The effort prompted one church, Churchland Baptist Church in Chesapeake, Va., to send cookies to more than 30 schools during Teacher Appreciation Week in November and invite educators to a special worship service and luncheon in their honor. A Houston school district, one of the fastest-growing in the nation, honored Ed Hogan, pastor of Jersey Village Baptist Church, with a Friend of Education award, in part for his support of the BCE letter affirming public schools.

In April Robert Parham spoke to the Kentucky Education Association telling educators they “still have friends within the Baptist community” and there are Baptists who “are still committed to the public good in the public square.”

BCE directors honored Parham, the BCE’s founding executive director, at a 15th anniversary celebration in June. Seminary professor Larry McSwain urged theology schools supported by the Cooperative Baptist Fellowship to build a Baptist ethic for the 21st century in the tradition of 20th century Baptist ethicists T.B. Maston and Henlee Barnette. The keynote speaker at the event, Bob Edgar of the National Council of Churches, said his organization is “trying to address fear, fundamentalism and Fox television.”
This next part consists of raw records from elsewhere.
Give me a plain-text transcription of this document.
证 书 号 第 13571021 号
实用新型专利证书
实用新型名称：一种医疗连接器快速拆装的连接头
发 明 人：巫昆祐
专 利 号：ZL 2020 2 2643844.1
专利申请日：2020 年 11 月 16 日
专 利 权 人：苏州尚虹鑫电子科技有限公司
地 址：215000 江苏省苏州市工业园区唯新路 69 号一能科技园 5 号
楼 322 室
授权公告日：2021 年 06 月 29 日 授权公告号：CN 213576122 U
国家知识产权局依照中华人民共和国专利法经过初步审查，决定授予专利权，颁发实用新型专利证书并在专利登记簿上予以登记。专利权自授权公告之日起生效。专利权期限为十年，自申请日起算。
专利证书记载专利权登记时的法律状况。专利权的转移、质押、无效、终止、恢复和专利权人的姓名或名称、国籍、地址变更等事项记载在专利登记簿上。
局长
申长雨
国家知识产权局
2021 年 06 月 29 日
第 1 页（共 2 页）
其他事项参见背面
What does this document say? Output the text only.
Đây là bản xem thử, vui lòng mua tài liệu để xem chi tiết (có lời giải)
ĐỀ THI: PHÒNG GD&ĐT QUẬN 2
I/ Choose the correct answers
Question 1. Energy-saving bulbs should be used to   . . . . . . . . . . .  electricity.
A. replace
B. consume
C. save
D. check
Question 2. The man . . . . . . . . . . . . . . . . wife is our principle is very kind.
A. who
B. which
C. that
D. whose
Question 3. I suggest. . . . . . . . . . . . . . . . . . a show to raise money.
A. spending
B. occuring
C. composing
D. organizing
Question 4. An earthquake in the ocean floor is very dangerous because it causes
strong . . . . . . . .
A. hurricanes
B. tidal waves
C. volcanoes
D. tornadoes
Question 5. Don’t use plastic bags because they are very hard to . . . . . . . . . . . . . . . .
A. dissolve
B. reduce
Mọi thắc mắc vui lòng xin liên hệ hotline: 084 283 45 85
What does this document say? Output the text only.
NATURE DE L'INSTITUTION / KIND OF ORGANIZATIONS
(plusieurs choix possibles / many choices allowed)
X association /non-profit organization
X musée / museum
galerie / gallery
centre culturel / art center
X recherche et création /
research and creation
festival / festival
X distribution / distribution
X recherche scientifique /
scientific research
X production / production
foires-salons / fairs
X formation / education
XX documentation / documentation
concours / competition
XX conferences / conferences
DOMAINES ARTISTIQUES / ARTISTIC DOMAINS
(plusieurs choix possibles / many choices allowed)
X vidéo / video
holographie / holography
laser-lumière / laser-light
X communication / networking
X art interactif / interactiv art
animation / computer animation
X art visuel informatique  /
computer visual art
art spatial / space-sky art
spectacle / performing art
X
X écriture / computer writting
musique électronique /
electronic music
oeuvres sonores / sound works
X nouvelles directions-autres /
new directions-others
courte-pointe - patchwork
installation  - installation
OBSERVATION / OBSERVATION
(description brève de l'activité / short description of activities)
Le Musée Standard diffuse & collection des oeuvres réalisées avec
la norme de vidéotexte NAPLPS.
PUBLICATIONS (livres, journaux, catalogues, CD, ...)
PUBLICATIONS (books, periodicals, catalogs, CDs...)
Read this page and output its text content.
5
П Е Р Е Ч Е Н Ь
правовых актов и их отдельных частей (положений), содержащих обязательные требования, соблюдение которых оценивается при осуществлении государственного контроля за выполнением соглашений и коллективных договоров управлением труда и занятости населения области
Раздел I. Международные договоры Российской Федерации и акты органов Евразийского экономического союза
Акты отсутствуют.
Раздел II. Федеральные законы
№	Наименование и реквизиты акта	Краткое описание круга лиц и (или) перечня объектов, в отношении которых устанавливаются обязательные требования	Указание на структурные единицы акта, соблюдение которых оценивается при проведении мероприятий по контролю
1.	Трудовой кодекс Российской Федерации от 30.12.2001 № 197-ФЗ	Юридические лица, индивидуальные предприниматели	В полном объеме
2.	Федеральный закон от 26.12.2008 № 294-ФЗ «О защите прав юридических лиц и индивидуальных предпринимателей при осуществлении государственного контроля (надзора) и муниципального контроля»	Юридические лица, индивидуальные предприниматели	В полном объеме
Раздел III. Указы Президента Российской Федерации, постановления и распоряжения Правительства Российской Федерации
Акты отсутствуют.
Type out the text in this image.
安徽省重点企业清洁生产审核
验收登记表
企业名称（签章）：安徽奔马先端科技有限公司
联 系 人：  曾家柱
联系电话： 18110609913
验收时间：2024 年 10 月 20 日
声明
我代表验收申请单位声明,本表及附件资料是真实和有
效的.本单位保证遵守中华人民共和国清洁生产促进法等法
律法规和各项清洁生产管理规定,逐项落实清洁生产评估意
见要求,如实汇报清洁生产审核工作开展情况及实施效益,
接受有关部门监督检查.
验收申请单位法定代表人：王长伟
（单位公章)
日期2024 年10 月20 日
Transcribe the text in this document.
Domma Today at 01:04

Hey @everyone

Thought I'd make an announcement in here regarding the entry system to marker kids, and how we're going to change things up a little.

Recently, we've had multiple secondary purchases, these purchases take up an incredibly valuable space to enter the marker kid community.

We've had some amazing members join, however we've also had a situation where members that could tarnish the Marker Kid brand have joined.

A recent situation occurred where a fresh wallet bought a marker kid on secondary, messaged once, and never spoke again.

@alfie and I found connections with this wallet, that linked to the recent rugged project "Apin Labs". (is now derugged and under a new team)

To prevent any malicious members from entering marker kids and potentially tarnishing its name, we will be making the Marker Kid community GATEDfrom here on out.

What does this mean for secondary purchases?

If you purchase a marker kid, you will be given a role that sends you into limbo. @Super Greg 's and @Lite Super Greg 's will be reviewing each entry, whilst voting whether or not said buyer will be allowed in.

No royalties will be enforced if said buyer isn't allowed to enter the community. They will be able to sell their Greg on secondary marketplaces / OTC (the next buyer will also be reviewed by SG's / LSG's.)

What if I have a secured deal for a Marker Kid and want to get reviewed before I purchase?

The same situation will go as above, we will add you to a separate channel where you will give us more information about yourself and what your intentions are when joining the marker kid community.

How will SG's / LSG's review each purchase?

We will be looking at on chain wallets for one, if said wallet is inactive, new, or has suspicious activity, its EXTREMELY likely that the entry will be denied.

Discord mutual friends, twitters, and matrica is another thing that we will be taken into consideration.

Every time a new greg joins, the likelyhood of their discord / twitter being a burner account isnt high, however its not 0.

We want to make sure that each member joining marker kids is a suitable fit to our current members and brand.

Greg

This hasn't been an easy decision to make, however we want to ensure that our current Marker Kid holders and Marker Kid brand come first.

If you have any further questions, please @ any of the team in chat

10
The same week Parham interviewed former Vice President Al Gore about his movie and book An Inconvenient Truth. “How can you glorify God while heaping contempt and destruction on his creation?” Gore asked. “The answer is that you cannot.”

The BCE released a DVD resource “Always…Therefore: The Church’s Challenge of Global Poverty” in partnership with the Baptist World Alliance and other groups. In September the BCE released a pastoral letter supporting the Micah Challenge, an effort by global Christians to hold governments accountable to reduce poverty by half by 2015.

In December BCE partnered with to issue a Christmastime pastoral letter challenging the retailer to embrace its responsibility to be a “Golden Rule” company in the way it treats its workers. A television ad released at the same time featured BCE board member Joe Phelps, pastor of Highland Baptist Church in Louisville, Ky., asking “Would Jesus Shop at Wal-Mart?” Both Phelps and Parham appeared on national television to discuss the campaign, which even earned mention by Jay Leno in a “Tonight Show” monologue.

British Baptists Rejoice at Release of Hostage in Iraq

British Baptists began 2006 in prayer for British hostage Norman Kember and three fellow Christian Peacemaker Team activists kidnapped Nov. 26 in Iraq.

Captors released a video showing all four hostages alive Jan. 21, but one, American Quaker Tom Fox, was found shot dead on a Baghdad street March 10. After release, Kember attended Harrow Baptist Church in London, where he worshipped more than 40 years, amid controversy, after a military officer said he didn’t properly thank his rescuers. At a Dec. 8 press conference the three surviving former hostages said they forgive their captives and don’t want to see them punished.